MELISSA BLOCK, HOST:
As winter takes a final bow, our reviewer Tess Taylor wants to recommend a book of poems that's carried her through this season. It's called "Sailing The Forest" by Scottish poet Robin Robertson.
TESS TAYLOR, BYLINE: During the first dark days of the year, and even now as the blue predawn light slinks in a little earlier each morning, I've been savoring Robin Robertson's haunting collection. These poems are sonically rich, studded with wordplay and flickering light. Because Robertson's Scottish, he's got materials we newfangled Americans only envy. He writes about selkies, who are Celtic shape-changers; dwayberries, a kind of deadly nightshade. And like Proteus himself, he can casually remake Ovid's stories in Scottish villages that already seem older than Rome.

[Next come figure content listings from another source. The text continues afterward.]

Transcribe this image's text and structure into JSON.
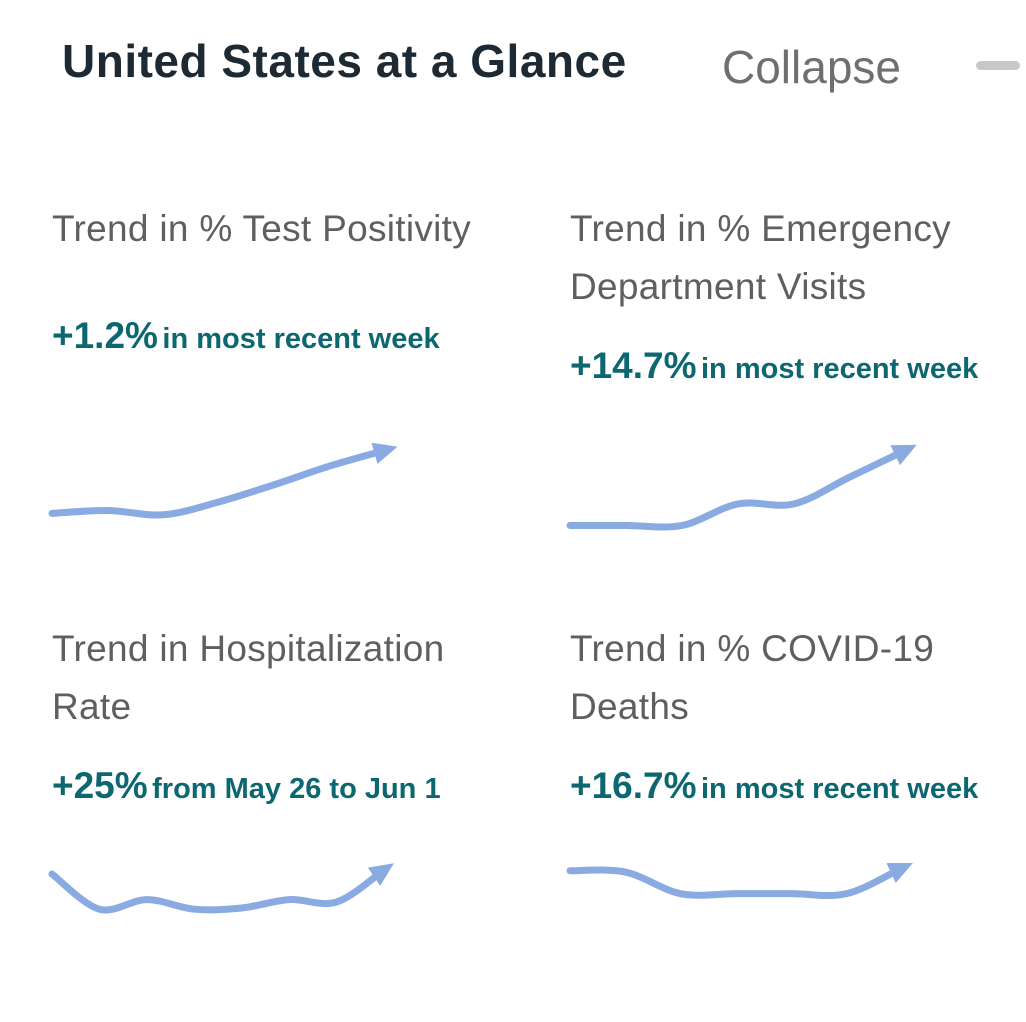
{
  "header": {
    "title": "United States at a Glance",
    "collapse_label": "Collapse",
    "collapse_icon": "minus-icon"
  },
  "colors": {
    "title": "#1d2a33",
    "label": "#5f5f5f",
    "stat": "#0d6770",
    "trend_line": "#8aabe2"
  },
  "cards": [
    {
      "title": "Trend in % Test Positivity",
      "stat_value": "+1.2%",
      "stat_text": "in most recent week",
      "trend_icon": "trend-arrow-icon",
      "trend": [
        0.12,
        0.16,
        0.1,
        0.28,
        0.52,
        0.78,
        1.0
      ]
    },
    {
      "title": "Trend in % Emergency Department Visits",
      "stat_value": "+14.7%",
      "stat_text": "in most recent week",
      "trend_icon": "trend-arrow-icon",
      "trend": [
        0.02,
        0.02,
        0.02,
        0.3,
        0.3,
        0.65,
        1.0
      ]
    },
    {
      "title": "Trend in Hospitalization Rate",
      "stat_value": "+25%",
      "stat_text": "from May 26 to Jun 1",
      "trend_icon": "trend-arrow-icon",
      "trend": [
        0.9,
        0.02,
        0.26,
        0.02,
        0.05,
        0.26,
        0.2,
        1.0
      ]
    },
    {
      "title": "Trend in % COVID-19 Deaths",
      "stat_value": "+16.7%",
      "stat_text": "in most recent week",
      "trend_icon": "trend-arrow-icon",
      "trend": [
        0.9,
        0.85,
        0.05,
        0.05,
        0.05,
        0.05,
        1.0
      ]
    }
  ]
}
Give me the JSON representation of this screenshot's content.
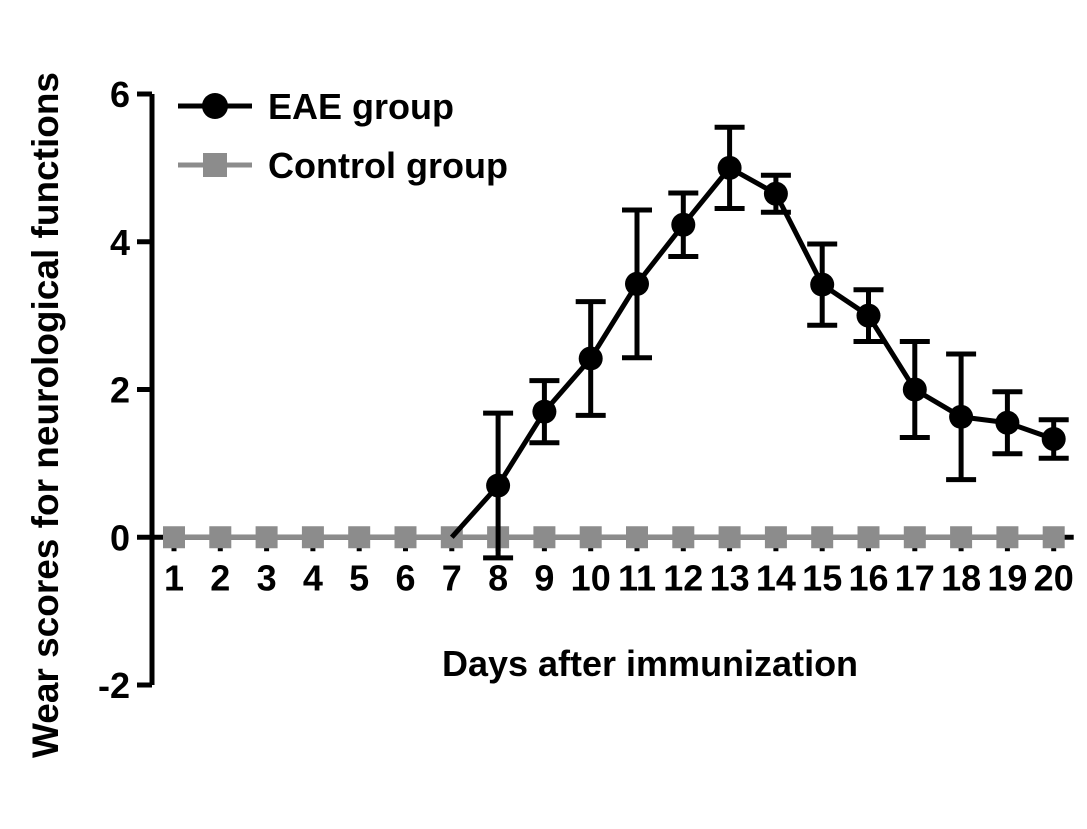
{
  "chart_data": {
    "type": "line",
    "xlabel": "Days after immunization",
    "ylabel": "Wear scores for neurological functions",
    "x": [
      1,
      2,
      3,
      4,
      5,
      6,
      7,
      8,
      9,
      10,
      11,
      12,
      13,
      14,
      15,
      16,
      17,
      18,
      19,
      20
    ],
    "x_tick_labels": [
      "1",
      "2",
      "3",
      "4",
      "5",
      "6",
      "7",
      "8",
      "9",
      "10",
      "11",
      "12",
      "13",
      "14",
      "15",
      "16",
      "17",
      "18",
      "19",
      "20"
    ],
    "ylim": [
      -2,
      6
    ],
    "y_ticks": [
      -2,
      0,
      2,
      4,
      6
    ],
    "y_tick_labels": [
      "-2",
      "0",
      "2",
      "4",
      "6"
    ],
    "grid": false,
    "legend_position": "top-left",
    "series": [
      {
        "name": "EAE group",
        "color": "#000000",
        "marker": "circle",
        "values": [
          0,
          0,
          0,
          0,
          0,
          0,
          0,
          0.7,
          1.7,
          2.42,
          3.43,
          4.23,
          5.0,
          4.65,
          3.42,
          3.0,
          2.0,
          1.63,
          1.55,
          1.33
        ],
        "error": [
          0,
          0,
          0,
          0,
          0,
          0,
          0,
          0.98,
          0.42,
          0.77,
          1.0,
          0.43,
          0.55,
          0.25,
          0.55,
          0.35,
          0.65,
          0.85,
          0.42,
          0.26
        ]
      },
      {
        "name": "Control group",
        "color": "#8c8c8c",
        "marker": "square",
        "values": [
          0,
          0,
          0,
          0,
          0,
          0,
          0,
          0,
          0,
          0,
          0,
          0,
          0,
          0,
          0,
          0,
          0,
          0,
          0,
          0
        ]
      }
    ]
  }
}
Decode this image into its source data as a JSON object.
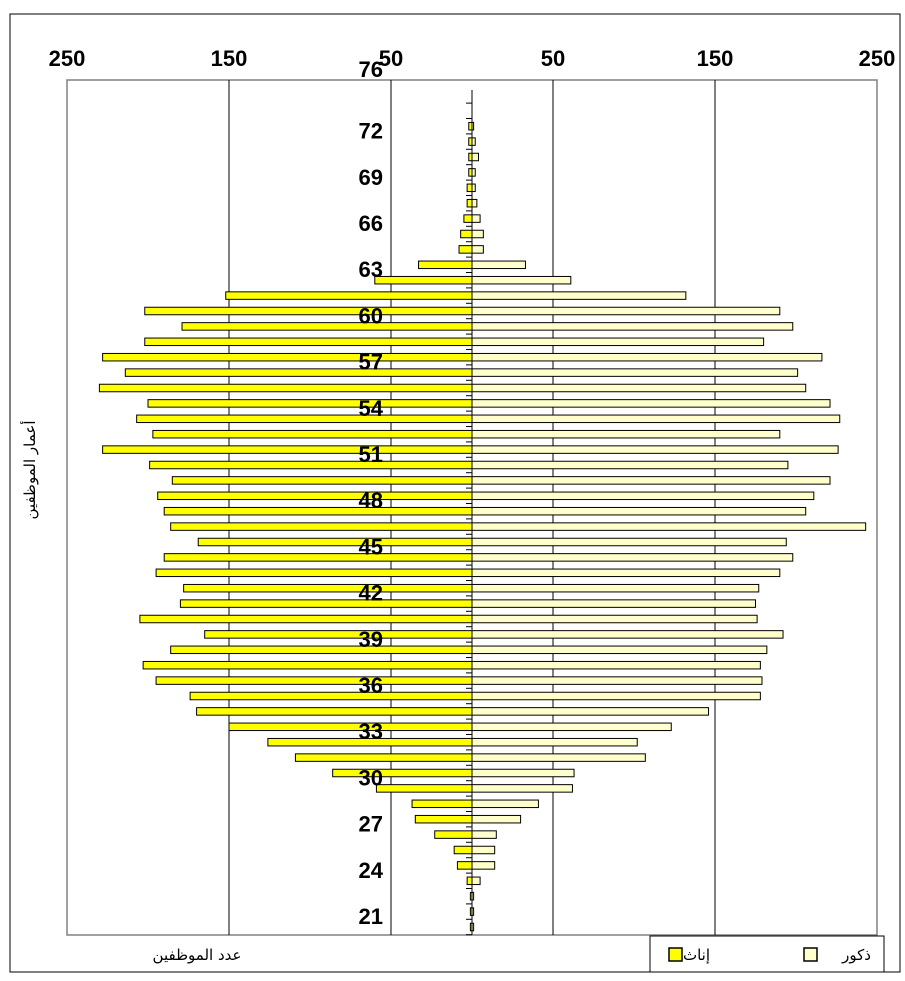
{
  "chart_data": {
    "type": "bar",
    "orientation": "horizontal",
    "layout": "population-pyramid",
    "x_tick_labels": [
      "250",
      "150",
      "50",
      "50",
      "150",
      "250"
    ],
    "xlim": [
      -250,
      250
    ],
    "y_tick_labels": [
      "21",
      "24",
      "27",
      "30",
      "33",
      "36",
      "39",
      "42",
      "45",
      "48",
      "51",
      "54",
      "57",
      "60",
      "63",
      "66",
      "69",
      "72",
      "76"
    ],
    "xlabel": "عدد الموظفين",
    "ylabel": "أعمار الموظفين",
    "grid": true,
    "legend_position": "bottom-right",
    "ages": [
      21,
      22,
      23,
      24,
      25,
      26,
      27,
      28,
      29,
      30,
      31,
      32,
      33,
      34,
      35,
      36,
      37,
      38,
      39,
      40,
      41,
      42,
      43,
      44,
      45,
      46,
      47,
      48,
      49,
      50,
      51,
      52,
      53,
      54,
      55,
      56,
      57,
      58,
      59,
      60,
      61,
      62,
      63,
      64,
      65,
      66,
      67,
      68,
      69,
      70,
      71,
      72,
      73,
      74,
      75,
      76,
      77,
      78,
      79,
      80
    ],
    "series": [
      {
        "name": "ذكور",
        "color": "#ffffcc",
        "values": [
          1,
          1,
          1,
          5,
          14,
          14,
          15,
          30,
          41,
          62,
          63,
          107,
          102,
          123,
          146,
          178,
          179,
          178,
          182,
          192,
          176,
          175,
          177,
          190,
          198,
          194,
          243,
          206,
          211,
          221,
          195,
          226,
          190,
          227,
          221,
          206,
          201,
          216,
          180,
          198,
          190,
          132,
          61,
          33,
          7,
          7,
          5,
          3,
          2,
          2,
          4,
          2,
          1,
          0,
          0,
          0,
          0,
          0,
          0,
          0
        ]
      },
      {
        "name": "إناث",
        "color": "#ffff00",
        "values": [
          1,
          1,
          1,
          3,
          9,
          11,
          23,
          35,
          37,
          59,
          86,
          109,
          126,
          150,
          170,
          174,
          195,
          203,
          186,
          165,
          205,
          180,
          178,
          195,
          190,
          169,
          186,
          190,
          194,
          185,
          199,
          228,
          197,
          207,
          200,
          230,
          214,
          228,
          202,
          179,
          202,
          152,
          60,
          33,
          8,
          7,
          5,
          3,
          3,
          2,
          2,
          2,
          2,
          0,
          0,
          0,
          0,
          0,
          0,
          0
        ]
      }
    ]
  }
}
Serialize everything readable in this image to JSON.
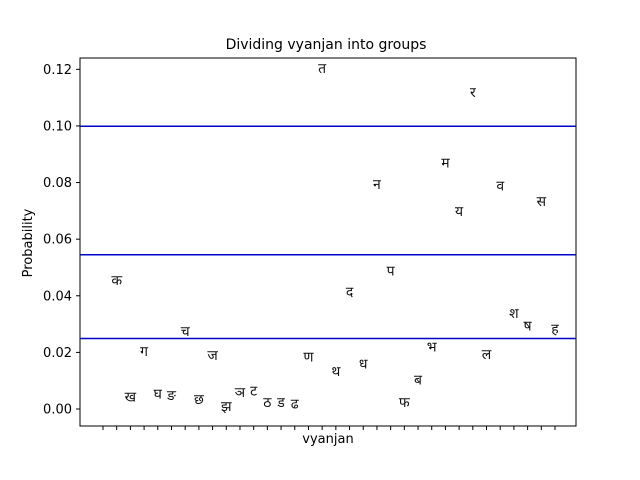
{
  "chart_data": {
    "type": "scatter",
    "title": "Dividing vyanjan into groups",
    "xlabel": "vyanjan",
    "ylabel": "Probability",
    "ylim": [
      -0.006,
      0.124
    ],
    "yticks": [
      "0.00",
      "0.02",
      "0.04",
      "0.06",
      "0.08",
      "0.10",
      "0.12"
    ],
    "ytick_values": [
      0.0,
      0.02,
      0.04,
      0.06,
      0.08,
      0.1,
      0.12
    ],
    "x_tick_count": 34,
    "grid": false,
    "points_color": "#000000",
    "threshold_lines": {
      "color": "#0000cc",
      "values": [
        0.0999,
        0.0545,
        0.0249
      ]
    },
    "points": [
      {
        "label": "क",
        "x": 1,
        "y": 0.0455
      },
      {
        "label": "ख",
        "x": 2,
        "y": 0.0045
      },
      {
        "label": "ग",
        "x": 3,
        "y": 0.0205
      },
      {
        "label": "घ",
        "x": 4,
        "y": 0.0055
      },
      {
        "label": "ङ",
        "x": 5,
        "y": 0.005
      },
      {
        "label": "च",
        "x": 6,
        "y": 0.0275
      },
      {
        "label": "छ",
        "x": 7,
        "y": 0.0035
      },
      {
        "label": "ज",
        "x": 8,
        "y": 0.019
      },
      {
        "label": "झ",
        "x": 9,
        "y": 0.001
      },
      {
        "label": "ञ",
        "x": 10,
        "y": 0.006
      },
      {
        "label": "ट",
        "x": 11,
        "y": 0.0065
      },
      {
        "label": "ठ",
        "x": 12,
        "y": 0.0025
      },
      {
        "label": "ड",
        "x": 13,
        "y": 0.0025
      },
      {
        "label": "ढ",
        "x": 14,
        "y": 0.002
      },
      {
        "label": "ण",
        "x": 15,
        "y": 0.0185
      },
      {
        "label": "त",
        "x": 16,
        "y": 0.1205
      },
      {
        "label": "थ",
        "x": 17,
        "y": 0.0135
      },
      {
        "label": "द",
        "x": 18,
        "y": 0.0415
      },
      {
        "label": "ध",
        "x": 19,
        "y": 0.016
      },
      {
        "label": "न",
        "x": 20,
        "y": 0.0795
      },
      {
        "label": "प",
        "x": 21,
        "y": 0.049
      },
      {
        "label": "फ",
        "x": 22,
        "y": 0.0025
      },
      {
        "label": "ब",
        "x": 23,
        "y": 0.0105
      },
      {
        "label": "भ",
        "x": 24,
        "y": 0.022
      },
      {
        "label": "म",
        "x": 25,
        "y": 0.087
      },
      {
        "label": "य",
        "x": 26,
        "y": 0.07
      },
      {
        "label": "र",
        "x": 27,
        "y": 0.112
      },
      {
        "label": "ल",
        "x": 28,
        "y": 0.0195
      },
      {
        "label": "व",
        "x": 29,
        "y": 0.079
      },
      {
        "label": "श",
        "x": 30,
        "y": 0.034
      },
      {
        "label": "ष",
        "x": 31,
        "y": 0.0295
      },
      {
        "label": "स",
        "x": 32,
        "y": 0.0735
      },
      {
        "label": "ह",
        "x": 33,
        "y": 0.0285
      }
    ]
  }
}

What life there is is felt and phantom, Robertson writes, and in his lines we welcome the ghosts. I admire Robertson's knack for routing his poems through the otherworldly, but I'm also struck by how he roots in the stuff of language, shaping thought into sound and letting sound seduce thought. I'm struck by lines like (reading) ducks, flummoxed, sliver and skite on the ice.
Or (reading) the frost's acoustic, futile against such silence.
I'm also taken by the way Robertson uses the poem as a place to lose himself and find himself, sometimes all at once, as in this poem where, looking at laundry drying on a line, he discovers a life snagged there, drenched, shrunken, unrecognizably mine.